How to deal with indeterminate function limit?

Question

How do I ensure that my function below is well conditioned as $s$ approaches $\infty$? The problem I get is that for large $s$ the function returns an indeterminate form $\frac{0}{0}$. I would otherwise have expected the function to increase monotonically from 0 to 1 as $s$ approaches $\infty$.

\begin{align} f(s) = \frac{x_s^2+\sqrt{1-x_s^2}-1}{\sqrt{x_s^2(x_s(\sqrt{1-x_s^2}-1))^2+(x_s^2+\sqrt{1-x_s^2}-1)^2}} \end{align}

\begin{align} x_s = e^{-s} \end{align}

import numpy as np

def func(s):
    xs = np.exp(-1*s)
    num = xs**2+np.sqrt(1-xs**2)-1
    den = np.sqrt(xs**2*(xs*(np.sqrt(1-xs**2)-1))**2+(xs**2+np.sqrt(1-xs**2)-1)**2) 
    return num/den

s = np.linspace(0,20, 1000)
plot(s, func(s))

Answer 1

The function is really smooth as $s \rightarrow \infty$. This allows you to do the following strategy:

• For $s\le s_0$, do the usual evaluation, i.e., return $f(s)$.

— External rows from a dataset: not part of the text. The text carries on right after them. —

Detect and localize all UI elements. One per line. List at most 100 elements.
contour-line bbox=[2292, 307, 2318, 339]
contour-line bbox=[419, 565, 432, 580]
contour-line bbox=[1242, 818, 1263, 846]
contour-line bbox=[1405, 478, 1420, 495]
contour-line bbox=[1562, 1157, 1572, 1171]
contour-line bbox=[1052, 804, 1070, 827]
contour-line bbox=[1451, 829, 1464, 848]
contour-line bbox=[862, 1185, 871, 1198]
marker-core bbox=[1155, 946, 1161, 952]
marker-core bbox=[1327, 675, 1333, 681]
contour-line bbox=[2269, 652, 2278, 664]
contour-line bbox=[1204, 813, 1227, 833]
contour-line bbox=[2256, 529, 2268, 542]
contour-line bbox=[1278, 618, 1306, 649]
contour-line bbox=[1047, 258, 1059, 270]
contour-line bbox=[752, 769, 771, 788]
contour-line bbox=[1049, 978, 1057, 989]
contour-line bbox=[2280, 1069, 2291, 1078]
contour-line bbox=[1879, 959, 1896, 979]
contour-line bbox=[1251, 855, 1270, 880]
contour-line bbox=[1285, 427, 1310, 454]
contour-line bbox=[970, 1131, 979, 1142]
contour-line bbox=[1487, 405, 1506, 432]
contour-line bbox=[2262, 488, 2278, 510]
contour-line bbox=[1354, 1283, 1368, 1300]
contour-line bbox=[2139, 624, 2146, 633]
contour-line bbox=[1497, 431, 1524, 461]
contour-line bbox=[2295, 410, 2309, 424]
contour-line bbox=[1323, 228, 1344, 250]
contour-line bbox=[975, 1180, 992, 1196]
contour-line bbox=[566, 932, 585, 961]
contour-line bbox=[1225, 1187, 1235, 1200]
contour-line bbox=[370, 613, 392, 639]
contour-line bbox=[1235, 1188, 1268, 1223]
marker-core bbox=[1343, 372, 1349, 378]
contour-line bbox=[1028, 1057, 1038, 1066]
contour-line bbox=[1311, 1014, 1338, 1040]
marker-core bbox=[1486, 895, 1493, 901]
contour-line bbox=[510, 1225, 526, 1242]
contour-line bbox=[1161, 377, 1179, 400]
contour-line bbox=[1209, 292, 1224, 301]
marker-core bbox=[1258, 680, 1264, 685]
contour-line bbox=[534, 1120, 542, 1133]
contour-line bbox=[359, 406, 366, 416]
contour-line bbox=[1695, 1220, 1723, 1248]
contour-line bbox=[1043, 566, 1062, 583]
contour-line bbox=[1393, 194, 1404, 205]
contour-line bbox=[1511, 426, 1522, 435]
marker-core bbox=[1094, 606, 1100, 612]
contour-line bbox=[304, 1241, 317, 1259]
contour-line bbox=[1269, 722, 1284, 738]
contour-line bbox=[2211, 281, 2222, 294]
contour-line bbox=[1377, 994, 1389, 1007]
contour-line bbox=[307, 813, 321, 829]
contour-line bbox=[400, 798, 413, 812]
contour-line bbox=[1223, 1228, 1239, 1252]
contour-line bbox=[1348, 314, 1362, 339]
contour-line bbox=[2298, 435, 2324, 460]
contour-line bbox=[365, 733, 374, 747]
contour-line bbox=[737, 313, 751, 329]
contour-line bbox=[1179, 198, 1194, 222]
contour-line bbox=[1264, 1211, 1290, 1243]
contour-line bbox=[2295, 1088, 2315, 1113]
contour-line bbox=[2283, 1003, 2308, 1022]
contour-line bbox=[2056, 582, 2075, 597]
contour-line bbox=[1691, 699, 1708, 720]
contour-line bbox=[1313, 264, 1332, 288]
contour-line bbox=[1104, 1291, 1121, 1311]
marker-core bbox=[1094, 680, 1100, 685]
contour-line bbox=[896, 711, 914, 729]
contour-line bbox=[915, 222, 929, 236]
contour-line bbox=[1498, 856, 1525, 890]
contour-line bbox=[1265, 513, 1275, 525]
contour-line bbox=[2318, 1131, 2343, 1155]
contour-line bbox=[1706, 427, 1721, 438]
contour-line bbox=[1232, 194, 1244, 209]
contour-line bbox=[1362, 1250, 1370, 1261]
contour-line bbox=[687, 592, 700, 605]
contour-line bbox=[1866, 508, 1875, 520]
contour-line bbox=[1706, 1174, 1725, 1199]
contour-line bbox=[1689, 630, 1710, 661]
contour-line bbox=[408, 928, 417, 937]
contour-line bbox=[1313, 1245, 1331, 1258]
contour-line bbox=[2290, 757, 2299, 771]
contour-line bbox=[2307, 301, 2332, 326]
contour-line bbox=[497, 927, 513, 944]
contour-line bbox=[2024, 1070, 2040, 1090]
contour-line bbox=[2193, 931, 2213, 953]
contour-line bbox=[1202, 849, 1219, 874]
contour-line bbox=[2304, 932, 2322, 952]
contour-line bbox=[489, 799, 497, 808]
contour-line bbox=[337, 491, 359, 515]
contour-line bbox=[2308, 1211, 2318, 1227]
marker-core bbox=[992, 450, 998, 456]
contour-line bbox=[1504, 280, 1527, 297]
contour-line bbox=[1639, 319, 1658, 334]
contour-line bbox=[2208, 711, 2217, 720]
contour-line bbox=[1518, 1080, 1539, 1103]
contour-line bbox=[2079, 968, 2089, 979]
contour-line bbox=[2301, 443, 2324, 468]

• For $s>s_0$, define the function $g(h)=f(1/h)$, do a Taylor expansion around $h=0$ (i.e., around $s=\infty$) and return $\bar g(h)|_{h=1/s}$ where $\bar g$ contains the first few Taylor terms of the expansion of $g(h)$. In the evaluation of these Taylor terms, you need to compute the $k$th derivatives $g^{(k)}(0)$ which will involve factors $\frac 00$ for which you will have to apply l'Hopital's rule.